How about asking a group of people in each congregation, beginning with the one you may be part of, to make a list of the opportunities each person has to be in ministry with younger people every day. Wayne Schwab talks about six different relational settings nearly all of us has every day in which we can encounter people-- and he names them what they really can be for each of us, and consequently for all of us as congregations-- MISSIONAL settings: work/school, local community, wider world, leisure, spiritual health, and church life and its outreach. And then what if we helped the people in this group to decide to take on just two of these relational settings as missional settings-- that is, to see what God's kingdom was already up to or longing to be up to in these settings, and join God's action and longing in doing it with the abundant gifts and passions God has already given us AND them!-- and then helped them help each other to do this seriously.

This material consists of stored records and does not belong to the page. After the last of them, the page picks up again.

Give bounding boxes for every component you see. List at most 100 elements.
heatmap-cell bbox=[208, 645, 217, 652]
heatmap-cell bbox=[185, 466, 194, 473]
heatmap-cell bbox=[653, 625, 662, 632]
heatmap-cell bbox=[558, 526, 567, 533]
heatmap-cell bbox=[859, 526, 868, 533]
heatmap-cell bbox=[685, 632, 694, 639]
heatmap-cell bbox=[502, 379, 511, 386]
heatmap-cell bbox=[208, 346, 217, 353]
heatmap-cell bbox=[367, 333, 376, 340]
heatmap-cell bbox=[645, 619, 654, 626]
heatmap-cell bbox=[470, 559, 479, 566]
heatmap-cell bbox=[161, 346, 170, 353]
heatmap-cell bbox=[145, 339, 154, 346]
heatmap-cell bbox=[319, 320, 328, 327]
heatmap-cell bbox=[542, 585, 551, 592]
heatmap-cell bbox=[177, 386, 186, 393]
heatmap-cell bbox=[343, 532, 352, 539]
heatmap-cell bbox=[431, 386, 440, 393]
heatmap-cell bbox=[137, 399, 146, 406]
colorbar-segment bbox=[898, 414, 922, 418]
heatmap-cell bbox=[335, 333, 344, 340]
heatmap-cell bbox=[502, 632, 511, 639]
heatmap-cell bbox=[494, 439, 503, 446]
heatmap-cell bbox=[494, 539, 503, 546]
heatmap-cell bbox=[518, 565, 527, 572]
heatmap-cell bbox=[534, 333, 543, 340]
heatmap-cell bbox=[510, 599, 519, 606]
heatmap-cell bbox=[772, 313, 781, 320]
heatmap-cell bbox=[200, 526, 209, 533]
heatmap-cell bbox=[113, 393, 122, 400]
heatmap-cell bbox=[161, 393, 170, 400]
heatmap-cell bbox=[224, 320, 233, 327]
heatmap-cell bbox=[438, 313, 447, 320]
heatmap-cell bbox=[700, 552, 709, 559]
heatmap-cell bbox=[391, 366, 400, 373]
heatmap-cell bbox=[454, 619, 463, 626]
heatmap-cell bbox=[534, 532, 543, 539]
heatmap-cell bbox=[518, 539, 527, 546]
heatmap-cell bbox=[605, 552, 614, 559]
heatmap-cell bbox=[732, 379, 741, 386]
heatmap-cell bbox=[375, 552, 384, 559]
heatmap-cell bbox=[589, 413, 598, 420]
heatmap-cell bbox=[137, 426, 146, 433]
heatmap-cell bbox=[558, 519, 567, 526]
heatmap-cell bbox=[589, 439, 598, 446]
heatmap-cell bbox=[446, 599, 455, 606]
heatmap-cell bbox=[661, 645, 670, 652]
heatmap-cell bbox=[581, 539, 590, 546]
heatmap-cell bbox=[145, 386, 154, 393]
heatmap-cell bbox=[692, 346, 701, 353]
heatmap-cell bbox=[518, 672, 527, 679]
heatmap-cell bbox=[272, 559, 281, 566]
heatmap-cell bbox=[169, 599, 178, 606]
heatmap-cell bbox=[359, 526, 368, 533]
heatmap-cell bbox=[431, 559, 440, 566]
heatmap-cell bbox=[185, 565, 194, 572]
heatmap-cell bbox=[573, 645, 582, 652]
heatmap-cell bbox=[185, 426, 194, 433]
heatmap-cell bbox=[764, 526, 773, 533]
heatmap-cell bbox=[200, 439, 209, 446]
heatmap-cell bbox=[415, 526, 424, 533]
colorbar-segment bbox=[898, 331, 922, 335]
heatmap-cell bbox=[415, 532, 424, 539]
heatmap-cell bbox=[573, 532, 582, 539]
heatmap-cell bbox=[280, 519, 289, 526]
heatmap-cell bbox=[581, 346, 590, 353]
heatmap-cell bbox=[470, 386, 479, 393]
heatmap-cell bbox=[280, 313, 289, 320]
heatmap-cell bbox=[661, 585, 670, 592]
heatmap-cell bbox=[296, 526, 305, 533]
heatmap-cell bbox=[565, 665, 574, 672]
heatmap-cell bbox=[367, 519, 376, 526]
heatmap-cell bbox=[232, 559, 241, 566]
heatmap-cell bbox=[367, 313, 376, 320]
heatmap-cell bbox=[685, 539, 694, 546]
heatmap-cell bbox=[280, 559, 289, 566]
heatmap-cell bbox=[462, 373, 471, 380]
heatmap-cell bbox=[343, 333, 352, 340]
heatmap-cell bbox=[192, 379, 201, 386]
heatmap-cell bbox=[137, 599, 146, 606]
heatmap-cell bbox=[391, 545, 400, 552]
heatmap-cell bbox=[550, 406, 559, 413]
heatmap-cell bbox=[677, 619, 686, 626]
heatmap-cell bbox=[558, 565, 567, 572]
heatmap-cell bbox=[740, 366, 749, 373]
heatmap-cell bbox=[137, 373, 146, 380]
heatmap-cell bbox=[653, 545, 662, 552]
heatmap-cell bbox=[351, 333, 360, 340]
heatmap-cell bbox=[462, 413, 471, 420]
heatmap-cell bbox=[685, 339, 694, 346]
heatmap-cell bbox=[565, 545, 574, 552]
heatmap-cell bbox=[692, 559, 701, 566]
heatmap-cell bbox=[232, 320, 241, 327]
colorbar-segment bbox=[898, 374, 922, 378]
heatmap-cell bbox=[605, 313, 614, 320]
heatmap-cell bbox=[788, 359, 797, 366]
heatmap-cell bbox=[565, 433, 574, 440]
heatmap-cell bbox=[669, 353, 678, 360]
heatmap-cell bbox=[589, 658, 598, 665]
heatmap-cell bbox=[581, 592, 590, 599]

Would that show up as an increase in worship attendance? Maybe not right away-- maybe not ever. Maybe not in the congregation where we are, but maybe in some other Christian community. Why should it matter that they necessarily worship with us if we're living out our missional discipleship with them, too? Would we change our worship if we engaged young people missionally this way? Well, if we were inviting them to worship with us, to offer THEIR gifts with us, yes, that would be a change, but it wouldn't be about GETTING THEM IN, but rather about helping THEM offer THEMSELVES to God in worship as THEY can-- which is just what all of us should be doing, right? Would that show up in an increase in the proportion of a local church budget dedicated to ministries with younger people? It might or it might not-- this could be entirely a collection of personal investments by church members/disciples in the lives of young people. Or maybe it would. There's just no way to know what the correlations might actually be.
But in either case, whether it results in increased attendance in worship in or dollars budgeted for ministries by the local church you are part of or not, if just one group of people in a congregation (say maybe 6-12 people) take on this kind of "experimental" Christian mission with young people, one can hardly say these people, or the larger congregation that prays for and endorses the work they do individually or collectively, doesn't care about young people. Quite the reverse!
And when one group does it-- with both successes and failures, and learning from each-- well, it might be a good bet that another may want to as well. NOT to attract more youth-- but to have the blessing of being on mission WITH youth, or maybe others in the settings around them.
If one of the purposes of leadership for a new UM missional future is to be asking the right sorts of questions, then maybe the right question to be asking about the "age gap" is NOT "Are we willing to change worship or funding to get young people to COME to us?"--
Maybe it's "Are we willing to live out the implications of our worship (including our baptismal vows, the teaching of scripture, our feeding at the Lord's Table and our being sent forth into ministry Sunday after Sunday and day after day in the name and power of our Triune God) by GOING OUT OURSELVES to be in ministry WITH young people in all the places God has already placed them in our paths?"
What other missional leadership questions might you ask to help United Methodists address our "age gap"?